The answer falls into three categories: business models, culture wars, and the nature of fun.
1. Business Models
It’s very hard to build a real game around core functionality that you are paying a third party to supply. I’ve built prototypes that were reasonably fun, but there was no way to actually release them that made sense.
- Charge players a subscription?
- Some kind of microtransactions?
Ironically, when it first launched, Death by AI nearly went bankrupt due to OpenAI/ElevenLabs costs. This dynamic also discourages developers from doing small experiments and releasing them for free, hoping to go viral. The incentives are all wrong. Developers are highly motivated to hit the model as little as possible, to use cached, pre‑generated responses, or find other workarounds. I’ve also built game prototypes where the whole experience changed dramatically—for the worse—because the model I was building around changed in ways I couldn’t understand or control.
2. Culture Wars
The video‑game audience has decided, almost unanimously, that they don’t want generative AI in their games. This might eventually change, but as of now it is a well‑established, non‑negotiable taboo.
3. The Nature of Fun
Even if the first two reasons weren’t enough to prevent a truly compelling new game experience from emerging, I think what’s really going on is that these new models just aren’t the natural source of fun I thought they would be when I first encountered them.
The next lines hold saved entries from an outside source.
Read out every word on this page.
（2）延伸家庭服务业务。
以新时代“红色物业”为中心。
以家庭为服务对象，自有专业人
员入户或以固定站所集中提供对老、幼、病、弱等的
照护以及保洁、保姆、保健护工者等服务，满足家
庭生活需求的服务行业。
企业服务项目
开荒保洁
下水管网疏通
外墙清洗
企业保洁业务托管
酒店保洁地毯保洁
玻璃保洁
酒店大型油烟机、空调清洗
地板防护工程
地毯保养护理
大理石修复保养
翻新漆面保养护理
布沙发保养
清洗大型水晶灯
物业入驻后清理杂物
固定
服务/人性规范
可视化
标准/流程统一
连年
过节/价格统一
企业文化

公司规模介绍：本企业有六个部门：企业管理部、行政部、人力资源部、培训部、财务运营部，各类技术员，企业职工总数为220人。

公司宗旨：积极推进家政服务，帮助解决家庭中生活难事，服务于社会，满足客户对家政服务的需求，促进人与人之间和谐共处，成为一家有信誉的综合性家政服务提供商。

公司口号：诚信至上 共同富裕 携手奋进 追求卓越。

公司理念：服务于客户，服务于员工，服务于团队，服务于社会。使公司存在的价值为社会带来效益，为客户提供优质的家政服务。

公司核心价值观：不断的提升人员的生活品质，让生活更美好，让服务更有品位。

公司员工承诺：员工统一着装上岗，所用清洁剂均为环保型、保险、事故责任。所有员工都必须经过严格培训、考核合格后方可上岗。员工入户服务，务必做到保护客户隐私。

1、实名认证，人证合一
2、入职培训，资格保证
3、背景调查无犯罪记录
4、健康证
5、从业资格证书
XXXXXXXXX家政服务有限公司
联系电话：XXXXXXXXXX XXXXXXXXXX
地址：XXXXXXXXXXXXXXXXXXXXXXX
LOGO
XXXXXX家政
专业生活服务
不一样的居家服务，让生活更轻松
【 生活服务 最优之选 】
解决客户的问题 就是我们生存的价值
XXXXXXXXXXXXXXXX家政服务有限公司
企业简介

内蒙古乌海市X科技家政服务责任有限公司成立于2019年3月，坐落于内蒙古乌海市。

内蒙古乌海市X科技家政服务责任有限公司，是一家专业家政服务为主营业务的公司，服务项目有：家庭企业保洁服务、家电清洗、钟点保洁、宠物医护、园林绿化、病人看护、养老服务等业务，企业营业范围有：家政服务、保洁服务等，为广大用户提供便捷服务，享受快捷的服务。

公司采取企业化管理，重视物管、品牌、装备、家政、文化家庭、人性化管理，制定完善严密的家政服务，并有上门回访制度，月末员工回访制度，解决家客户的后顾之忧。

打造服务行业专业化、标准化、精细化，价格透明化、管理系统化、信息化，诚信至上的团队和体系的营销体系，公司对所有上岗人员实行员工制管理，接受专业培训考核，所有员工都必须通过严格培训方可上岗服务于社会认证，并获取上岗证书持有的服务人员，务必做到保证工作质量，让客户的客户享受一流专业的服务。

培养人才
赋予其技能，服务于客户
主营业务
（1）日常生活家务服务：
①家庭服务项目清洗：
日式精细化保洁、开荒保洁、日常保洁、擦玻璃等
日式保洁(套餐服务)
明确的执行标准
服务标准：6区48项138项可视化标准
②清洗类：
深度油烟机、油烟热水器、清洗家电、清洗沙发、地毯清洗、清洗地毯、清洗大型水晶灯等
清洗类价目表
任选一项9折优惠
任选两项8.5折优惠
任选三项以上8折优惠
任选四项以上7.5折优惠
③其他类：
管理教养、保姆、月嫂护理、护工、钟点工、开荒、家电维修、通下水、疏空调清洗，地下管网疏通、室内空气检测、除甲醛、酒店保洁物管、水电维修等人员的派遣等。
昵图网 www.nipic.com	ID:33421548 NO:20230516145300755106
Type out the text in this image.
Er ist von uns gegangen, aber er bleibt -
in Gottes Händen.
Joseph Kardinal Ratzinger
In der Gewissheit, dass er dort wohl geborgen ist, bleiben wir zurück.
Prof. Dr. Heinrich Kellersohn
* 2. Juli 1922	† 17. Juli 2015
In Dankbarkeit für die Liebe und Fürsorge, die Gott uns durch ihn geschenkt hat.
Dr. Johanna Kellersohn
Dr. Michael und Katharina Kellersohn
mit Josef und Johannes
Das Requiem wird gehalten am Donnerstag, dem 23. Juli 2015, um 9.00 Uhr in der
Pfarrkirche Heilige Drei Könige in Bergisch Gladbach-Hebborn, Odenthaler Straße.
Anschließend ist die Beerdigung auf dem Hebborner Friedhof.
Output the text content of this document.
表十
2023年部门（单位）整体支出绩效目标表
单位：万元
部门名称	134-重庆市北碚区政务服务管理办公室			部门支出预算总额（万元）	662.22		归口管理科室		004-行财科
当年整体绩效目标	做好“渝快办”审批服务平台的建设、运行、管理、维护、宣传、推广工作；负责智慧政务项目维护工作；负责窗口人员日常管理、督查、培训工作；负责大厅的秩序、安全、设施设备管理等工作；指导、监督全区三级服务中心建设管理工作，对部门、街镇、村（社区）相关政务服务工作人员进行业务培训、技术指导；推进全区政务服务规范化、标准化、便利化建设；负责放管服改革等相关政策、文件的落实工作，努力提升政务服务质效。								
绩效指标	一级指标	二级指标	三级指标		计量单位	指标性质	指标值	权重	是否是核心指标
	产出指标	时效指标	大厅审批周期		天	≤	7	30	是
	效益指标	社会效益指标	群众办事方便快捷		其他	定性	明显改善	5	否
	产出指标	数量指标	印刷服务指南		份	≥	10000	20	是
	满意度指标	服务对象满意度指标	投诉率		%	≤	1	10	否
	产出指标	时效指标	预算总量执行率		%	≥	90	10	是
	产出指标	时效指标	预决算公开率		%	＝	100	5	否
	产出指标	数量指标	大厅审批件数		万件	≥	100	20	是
Some forms of computation end up being a deep well of fun. 3D rendering is fun. Physics engines are fun. But these new AI models, despite being powerful and useful and fascinating, don’t seem to be intrinsically fun. Which I think is kind of surprising!
Years ago, when I first started playing around with the new models, I thought their messy, organic, stochastic qualities could be the key that unlocked whole new categories of gameplay. The story I told myself was that traditional video games were overly “mechanical” — they relied on brittle, deterministic logic and formulaic “lock‑in‑key” behavior. I thought that, if we embraced the psychedelic weirdness of these new models, we would discover a new kind of dream logic that would support wild new kinds of surreal game experiences. I think I was wrong.
The past few years of playing around with these things, which ranged from little experiments to full‑scale commercial projects, has left me with a newfound admiration for the brittle, deterministic, mechanical logic of old‑fashioned video games.
You know what’s fun? A stick. A stick is fun. A ball is fun. I now have a (hopefully) more nuanced appreciation for the way that the fun of games is rooted in simple behaviors and deterministic rules. The fun of games is deeply connected to the miracle of emergence, in the ways that a small set of seemingly trivial constraints interact with each other to produce an infinite expanse of surprising complexity. Starting with a bunch of surprising complexity doesn’t lead to even more fun; it just short‑circuits the whole process.
The soft logic of generative AI is too much like the soft logic of other people. Other people aren’t intrinsically fun. They’re sacred and profound and fascinating and beautiful but they aren’t, by themselves, fun. That’s why we have games!
I guess I should have seen this coming. I knew the best way to understand these models was as simulators, and I may have fallen into a version of the immersive fallacy.
I’m sure that, even as I type these words, there is a clever teenager somewhere proving me wrong. I certainly hope so. There’s no way this crazy new form of computation won’t eventually lead to some wild new kinds of gameplay, and I fully intend to keep messing around with these things looking for it—only hopefully now with less panicked urgency and a slightly sharper eye.